Hindus, Christians, and a small population of Muslims reside in the village.

==Economy==

In ancient times, people were focused on agricultural activities. Now, rubber is the main crop. The primary industries providing employment are the Champakara bus service, a match factory, the Sreerangom hospital, metal and wood industries, and a pepper factory.

==Politics==

Politically, it is an LDF and United Democratic Front dominated society. Rashtriya Swayamsevak Sangh (RSS) is also powerful here. The former transport Minister, Late Prof: K. Narayana Kurup, and the current MLA for Kanjirappalli, Dr. N. Jayaraj, are the notable personalities from here. Champakara falls under the jurisdiction of the Karukachalgram panchayat. The Nair Service Society and SNDP are influential here.

==Religious centres==

Champakara is a land of communal harmony. The Devi temple Champakara, Devi temple Nethalloor, and the Champakara St. Joseph Syro Malabar Catholic Church are the main worship places. Christmas, Easter, Thrikkarthika, Meenabharani, Sreekrishnajayanthi, and Navarathri are the main religious occasions.

In Devi temples, during the Thrikkarthika and Meenabharani festivals, the Seva and Anpolivazhipadu are very famous all over the country, because it contains a huge number of Para (a vessel used for measurement of paddy) arranged in rows and is the main attraction for pilgrims. The Nethalloor Devi temple holds a festival of lights (Deepam) during Thrikkarthika. On the day of Kumbhabharani in Champakara temple, Pindivillaku, made out of plantain, are lit in the evening.

==Cultural centre and orphanage==

Ekathmatha Kendrom is the main cultural centre in Champakara. Many cultural activities take place at this facility, including classes for music and dance. Sri Sathyasai Seva Samathi Karukachal has also been in this cultural centre for the last twenty years.

Jyothirmayi Balikasadanam, an orphanage for small girls, is situated near the Nethallor Devi temple.

DITTANIA CHAMPAKARA is a Samskarika Samithi, which conducts several cultural and charitable activities every year. It is located near Champakara Temple.

==Schools and colleges==

The Government L.P. School Thommachery, the Subhash Memorial U.P. School, the Sarada Vidya Mandirom, St. Joseph U.P school Champakara, and the Rajahamsasramom Vidya Peedom are the major schools.

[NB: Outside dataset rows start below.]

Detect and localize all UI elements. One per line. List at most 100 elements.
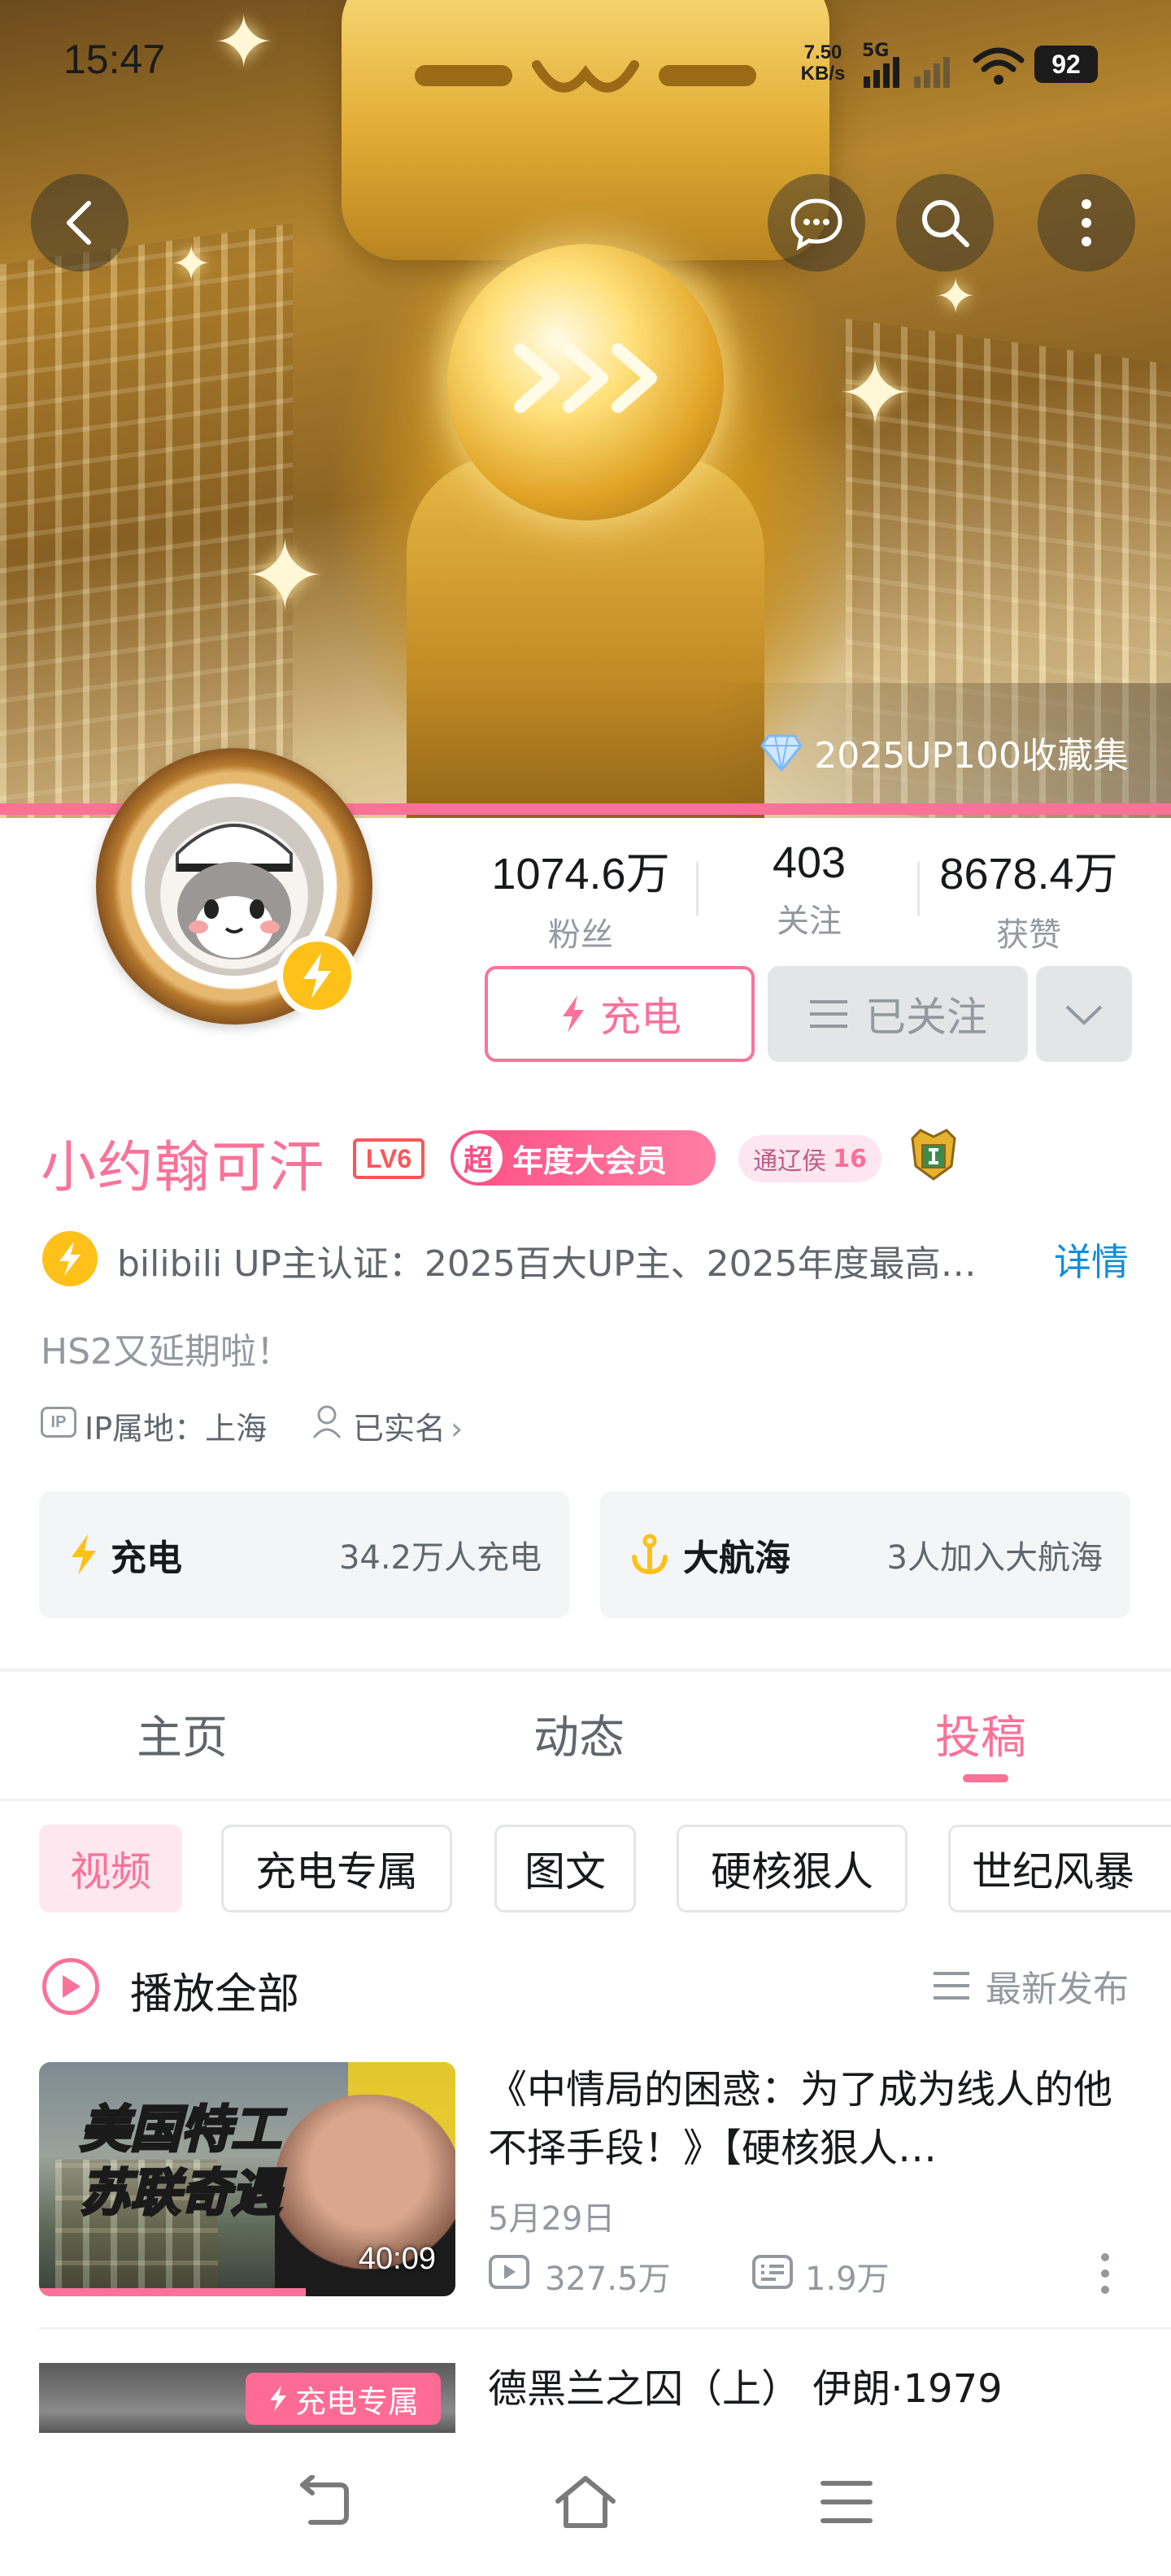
play-all-button[interactable]: 播放全部	[130, 1960, 299, 2021]
filter-video[interactable]: 视频	[39, 1825, 182, 1912]
video-thumbnail[interactable]: 充电专属	[39, 2363, 455, 2444]
thumb-caption-line1: 美国特工	[78, 2099, 282, 2160]
home-nav-icon[interactable]	[553, 2475, 618, 2529]
filter-century-storm[interactable]: 世纪风暴	[948, 1825, 1171, 1912]
lightning-icon	[563, 995, 584, 1033]
charge-button-label: 充电	[600, 994, 681, 1041]
vip-chao-icon: 超	[454, 1134, 503, 1182]
video-title[interactable]: 德黑兰之囚（上） 伊朗·1979	[488, 2356, 1003, 2413]
filter-image-text[interactable]: 图文	[494, 1825, 636, 1912]
profile-banner[interactable]: ✦ ✦ ✦ ✦ ✦ 15:47 7.50 KB/s 5G 92 2025UP10…	[0, 0, 1171, 818]
realname-icon	[312, 1405, 342, 1438]
crest-icon[interactable]	[904, 1125, 963, 1184]
stat-label: 粉丝	[548, 916, 613, 954]
followed-button-label: 已关注	[865, 994, 987, 1041]
ip-location: IP属地：上海	[85, 1411, 268, 1447]
realname-label: 已实名	[353, 1411, 446, 1447]
voyage-card-title: 大航海	[683, 1538, 790, 1579]
more-options-button[interactable]	[1038, 174, 1135, 272]
net-speed-value: 7.50	[803, 41, 842, 63]
vip-label: 年度大会员	[512, 1142, 668, 1179]
chevron-down-icon	[1065, 1005, 1103, 1025]
search-icon	[922, 200, 969, 247]
stat-label: 关注	[777, 903, 842, 940]
back-button[interactable]	[31, 174, 128, 272]
diamond-icon	[760, 734, 803, 772]
fan-medal[interactable]: 通辽侯 16	[738, 1135, 882, 1182]
video-thumbnail[interactable]: 美国特工 苏联奇遇 40:09	[39, 2062, 455, 2296]
anchor-icon	[632, 1534, 668, 1575]
level-badge: LV6	[353, 1138, 424, 1179]
stat-value: 1074.6万	[491, 850, 670, 899]
stat-value: 8678.4万	[939, 850, 1118, 899]
message-button[interactable]	[768, 174, 865, 272]
charge-button[interactable]: 充电	[485, 966, 755, 1062]
charge-card[interactable]: 充电 34.2万人充电	[39, 1491, 569, 1618]
search-button[interactable]	[896, 174, 994, 272]
system-nav-bar	[0, 2433, 1171, 2576]
tab-active-indicator	[963, 1774, 1008, 1782]
charge-card-count: 34.2万人充电	[338, 1539, 542, 1577]
followed-button[interactable]: 已关注	[768, 966, 1028, 1062]
back-icon	[67, 201, 91, 245]
sort-selector[interactable]: 最新发布	[932, 1960, 1129, 2012]
play-all-icon[interactable]	[42, 1958, 99, 2015]
net-speed-unit: KB/s	[800, 63, 846, 85]
danmaku-icon	[752, 2255, 793, 2289]
certification-icon	[42, 1231, 98, 1286]
certification-details-link[interactable]: 详情	[1054, 1233, 1129, 1286]
medal-name: 通辽侯	[753, 1147, 827, 1176]
collection-label: 2025UP100收藏集	[814, 735, 1129, 777]
realname-verified-link[interactable]: 已实名 ›	[353, 1403, 463, 1448]
user-signature: HS2又延期啦！	[41, 1331, 293, 1373]
sparkle-icon: ✦	[838, 342, 913, 446]
sparkle-icon: ✦	[244, 520, 326, 633]
orb-logo-icon	[514, 343, 657, 413]
stat-label: 获赞	[996, 916, 1061, 954]
stat-following[interactable]: 403 关注	[716, 838, 903, 942]
lightning-icon	[269, 2386, 286, 2412]
certification-text: bilibili UP主认证：2025百大UP主、2025年度最高…	[117, 1243, 977, 1285]
list-icon	[934, 1972, 969, 1999]
follow-dropdown-button[interactable]	[1036, 966, 1132, 1062]
sparkle-icon: ✦	[171, 236, 212, 293]
stat-likes[interactable]: 8678.4万 获赞	[927, 838, 1130, 955]
hamster-illustration	[176, 824, 293, 959]
battery-indicator: 92	[1034, 46, 1098, 83]
chat-bubble-icon	[790, 198, 842, 250]
stat-value: 403	[772, 838, 847, 887]
tab-posts[interactable]: 投稿	[935, 1701, 1026, 1767]
status-bar: 15:47 7.50 KB/s 5G 92	[0, 0, 1171, 122]
list-divider	[39, 2327, 1171, 2330]
net-speed: 7.50 KB/s	[799, 42, 847, 85]
vip-badge[interactable]: 超 年度大会员	[451, 1130, 716, 1186]
filter-hardcore[interactable]: 硬核狠人	[677, 1825, 908, 1912]
voyage-card[interactable]: 大航海 3人加入大航海	[600, 1491, 1130, 1618]
up100-collection-link[interactable]: 2025UP100收藏集	[712, 683, 1171, 818]
video-date: 5月29日	[488, 2200, 616, 2238]
video-more-icon[interactable]	[1093, 2249, 1117, 2298]
stat-divider	[917, 862, 920, 916]
status-time: 15:47	[63, 37, 166, 82]
play-icon	[63, 1975, 81, 1998]
tabs-divider	[0, 1799, 1171, 1801]
charge-card-title: 充电	[111, 1538, 182, 1579]
ip-icon: IP	[41, 1407, 76, 1438]
tab-home[interactable]: 主页	[137, 1701, 228, 1767]
section-divider	[0, 1669, 1171, 1672]
video-title[interactable]: 《中情局的困惑：为了成为线人的他不择手段！》【硬核狠人…	[488, 2060, 1130, 2178]
stat-fans[interactable]: 1074.6万 粉丝	[485, 838, 677, 955]
chevron-right-icon: ›	[451, 1411, 464, 1447]
signal-icon	[864, 57, 950, 88]
user-name: 小约翰可汗	[41, 1136, 326, 1200]
video-duration: 40:09	[358, 2242, 436, 2276]
menu-nav-icon[interactable]	[818, 2475, 875, 2529]
voyage-card-count: 3人加入大航海	[886, 1539, 1103, 1577]
kebab-menu-icon	[1082, 199, 1091, 246]
filter-charge-exclusive[interactable]: 充电专属	[221, 1825, 452, 1912]
tab-dynamics[interactable]: 动态	[533, 1701, 625, 1767]
video-views: 327.5万	[545, 2261, 671, 2298]
back-nav-icon[interactable]	[294, 2475, 351, 2529]
lightning-icon	[72, 1534, 96, 1575]
watch-progress-bar	[39, 2288, 306, 2296]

Mahatma Gandhi University's B.Ed. coaching centre near Sreerangom Hospital.

==Tourism==
Aruvikuzhy Waterfalls, which measures about 30 ft in height and active only during monsoon, is a local tourist attraction, about 16-18 kilometres away from Champakkara.

About 30 kilometres away is Malarikal Sunset viewpoint, which is known for its views of paddy fields filled with red lotus and water lilies from September to November.